傍に寄り添い、話を聞いてみると……飲んでいた男性は、奥さんを津波でさらわれたのだという。飲まなければ、自分を保てなかったのだろう。
ルールは守らなければいけない。
だが、それで杓子定規に縛ることは時に人を無意味に傷つけることもある。
男性の優しさと、その判断ができたということに、言い表せない人の心を感じた。
ついでに、もうひとつ。
避難所で難しいのは、発生する不満をどう解決していくかということ。
物資が届き始め、空腹をなんとか満たせるようになって来ると、なぜか不満が寄せられ始めるという。
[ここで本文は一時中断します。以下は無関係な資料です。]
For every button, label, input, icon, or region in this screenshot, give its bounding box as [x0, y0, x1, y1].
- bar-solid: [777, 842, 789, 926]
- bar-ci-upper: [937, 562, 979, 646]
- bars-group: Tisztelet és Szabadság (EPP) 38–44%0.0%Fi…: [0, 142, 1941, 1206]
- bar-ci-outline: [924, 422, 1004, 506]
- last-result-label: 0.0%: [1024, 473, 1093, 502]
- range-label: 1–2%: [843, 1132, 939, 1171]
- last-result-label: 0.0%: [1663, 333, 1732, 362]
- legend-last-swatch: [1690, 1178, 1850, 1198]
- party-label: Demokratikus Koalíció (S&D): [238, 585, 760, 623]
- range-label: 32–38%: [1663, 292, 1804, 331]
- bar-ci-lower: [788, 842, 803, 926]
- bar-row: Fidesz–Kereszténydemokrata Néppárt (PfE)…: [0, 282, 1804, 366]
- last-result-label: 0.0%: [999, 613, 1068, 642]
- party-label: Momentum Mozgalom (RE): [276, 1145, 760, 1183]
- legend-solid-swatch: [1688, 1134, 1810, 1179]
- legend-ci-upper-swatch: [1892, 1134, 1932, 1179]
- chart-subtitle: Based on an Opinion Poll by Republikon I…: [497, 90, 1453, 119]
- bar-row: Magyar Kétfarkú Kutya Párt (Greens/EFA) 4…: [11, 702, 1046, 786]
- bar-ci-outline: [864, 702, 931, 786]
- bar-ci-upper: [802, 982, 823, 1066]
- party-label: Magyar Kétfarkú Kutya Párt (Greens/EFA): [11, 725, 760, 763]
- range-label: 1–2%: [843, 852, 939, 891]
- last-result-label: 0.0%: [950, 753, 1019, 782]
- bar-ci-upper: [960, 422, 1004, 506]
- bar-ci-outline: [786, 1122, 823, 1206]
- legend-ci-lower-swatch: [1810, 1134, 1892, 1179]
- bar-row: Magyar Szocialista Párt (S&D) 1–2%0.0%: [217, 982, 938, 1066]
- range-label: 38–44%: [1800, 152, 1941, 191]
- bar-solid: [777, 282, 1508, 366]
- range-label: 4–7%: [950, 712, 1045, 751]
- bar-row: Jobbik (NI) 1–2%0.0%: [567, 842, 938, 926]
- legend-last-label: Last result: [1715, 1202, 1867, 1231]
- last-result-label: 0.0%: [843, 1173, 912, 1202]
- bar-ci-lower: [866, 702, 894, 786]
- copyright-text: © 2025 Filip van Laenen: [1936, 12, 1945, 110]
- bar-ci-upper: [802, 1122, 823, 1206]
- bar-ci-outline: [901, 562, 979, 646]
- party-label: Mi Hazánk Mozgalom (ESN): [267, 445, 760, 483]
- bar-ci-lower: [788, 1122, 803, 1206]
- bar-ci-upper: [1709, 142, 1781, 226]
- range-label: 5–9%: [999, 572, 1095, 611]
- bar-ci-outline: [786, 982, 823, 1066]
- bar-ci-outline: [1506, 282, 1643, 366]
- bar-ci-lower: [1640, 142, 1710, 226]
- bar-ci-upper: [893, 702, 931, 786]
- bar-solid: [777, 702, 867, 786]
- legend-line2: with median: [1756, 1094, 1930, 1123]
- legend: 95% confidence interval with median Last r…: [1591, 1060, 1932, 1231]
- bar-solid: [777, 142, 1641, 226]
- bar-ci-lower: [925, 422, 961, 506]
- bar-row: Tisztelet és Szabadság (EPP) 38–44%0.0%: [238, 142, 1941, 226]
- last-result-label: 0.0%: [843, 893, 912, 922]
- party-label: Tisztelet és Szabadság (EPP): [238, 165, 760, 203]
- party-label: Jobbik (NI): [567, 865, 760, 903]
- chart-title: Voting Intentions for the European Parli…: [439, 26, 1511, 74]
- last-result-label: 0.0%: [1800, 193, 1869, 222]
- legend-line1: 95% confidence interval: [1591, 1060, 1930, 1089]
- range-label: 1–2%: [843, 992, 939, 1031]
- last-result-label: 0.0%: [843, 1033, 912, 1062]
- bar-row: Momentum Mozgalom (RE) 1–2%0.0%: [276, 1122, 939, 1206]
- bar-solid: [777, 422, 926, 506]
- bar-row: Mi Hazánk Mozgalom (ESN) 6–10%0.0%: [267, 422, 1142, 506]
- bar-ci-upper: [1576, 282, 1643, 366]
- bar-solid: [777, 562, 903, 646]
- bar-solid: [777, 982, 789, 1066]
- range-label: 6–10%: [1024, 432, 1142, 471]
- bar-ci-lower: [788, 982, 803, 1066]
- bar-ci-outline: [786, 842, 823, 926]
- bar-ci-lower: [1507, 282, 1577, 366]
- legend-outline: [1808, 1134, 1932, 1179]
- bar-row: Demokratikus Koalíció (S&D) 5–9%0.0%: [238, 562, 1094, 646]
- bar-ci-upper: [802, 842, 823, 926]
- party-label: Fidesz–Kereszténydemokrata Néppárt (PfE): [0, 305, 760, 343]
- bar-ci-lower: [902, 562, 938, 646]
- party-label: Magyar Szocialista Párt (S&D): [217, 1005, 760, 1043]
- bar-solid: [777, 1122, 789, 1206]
避難所の環境や、その他必要なものが足りない、就寝場所の改善など──。
お腹が満たされると、思考が生まれるというのは、その通りのようだ。
その際に重要なのは、不満への対応も然ることながら……。手空きの人を作らない、ということだという。
被災者だからといって、お世話をされるだけの立場に固定してしまうとたちまち不満が出てくると云う。
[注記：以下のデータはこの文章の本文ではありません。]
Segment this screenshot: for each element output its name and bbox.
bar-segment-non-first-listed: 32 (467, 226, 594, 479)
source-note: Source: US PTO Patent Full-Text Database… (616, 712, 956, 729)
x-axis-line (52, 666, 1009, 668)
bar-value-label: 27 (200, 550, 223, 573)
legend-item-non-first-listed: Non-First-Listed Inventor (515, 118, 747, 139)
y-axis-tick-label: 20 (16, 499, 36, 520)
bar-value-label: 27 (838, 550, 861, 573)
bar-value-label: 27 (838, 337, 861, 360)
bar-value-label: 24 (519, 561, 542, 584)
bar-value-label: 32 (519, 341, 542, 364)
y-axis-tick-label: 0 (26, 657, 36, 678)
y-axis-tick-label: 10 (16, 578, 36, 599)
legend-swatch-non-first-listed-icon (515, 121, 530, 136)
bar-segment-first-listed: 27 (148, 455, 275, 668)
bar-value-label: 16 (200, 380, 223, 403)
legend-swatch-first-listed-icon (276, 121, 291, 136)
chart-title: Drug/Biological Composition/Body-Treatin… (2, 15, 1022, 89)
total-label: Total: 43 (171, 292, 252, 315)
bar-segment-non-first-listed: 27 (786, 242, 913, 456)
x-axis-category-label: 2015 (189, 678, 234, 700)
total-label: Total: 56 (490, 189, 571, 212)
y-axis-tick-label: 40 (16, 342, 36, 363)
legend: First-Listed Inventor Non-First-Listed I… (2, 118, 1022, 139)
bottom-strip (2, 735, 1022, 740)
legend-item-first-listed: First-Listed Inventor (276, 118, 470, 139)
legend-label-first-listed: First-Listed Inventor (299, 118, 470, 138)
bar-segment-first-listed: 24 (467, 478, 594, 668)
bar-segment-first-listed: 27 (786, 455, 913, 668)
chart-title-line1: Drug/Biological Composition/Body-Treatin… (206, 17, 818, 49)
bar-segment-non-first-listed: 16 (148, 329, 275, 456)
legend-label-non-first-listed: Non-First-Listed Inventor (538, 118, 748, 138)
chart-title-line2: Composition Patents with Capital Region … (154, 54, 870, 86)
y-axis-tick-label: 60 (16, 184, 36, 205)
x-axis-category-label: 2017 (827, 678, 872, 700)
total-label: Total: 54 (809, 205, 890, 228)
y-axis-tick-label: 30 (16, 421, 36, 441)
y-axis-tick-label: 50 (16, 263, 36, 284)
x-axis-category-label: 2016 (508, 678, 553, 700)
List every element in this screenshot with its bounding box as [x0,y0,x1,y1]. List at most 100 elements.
出てくる不満の根本は、環境への不満ではない。自分に役割が無いことに対する、根元的な渇望。
避難所に身を寄せる人が固定化し始めたら、なるべく早い段階で、一人一人に役割を担って貰うのが良いらしい。
内容は、ほんの些細なことで良いという。
毎日配る、食事の配布役。
避難所の清掃役、火起こし役、水汲み役、誘導役……。
町の巡回役、お年寄りや子供の御用聞き役でもいいだろう。
一人一人に、何かしらの役目を担ってもらうと、不満や要望が劇的に減るという。何もせずに、食べ物をもらって避難しているだけ、という状態は精神衛生上非常に良くないものなのだろう。
人は、仕事と役割を持つことで、不満の大部分が消化される。これは、避難所で見えた、人間の本質かもしれない。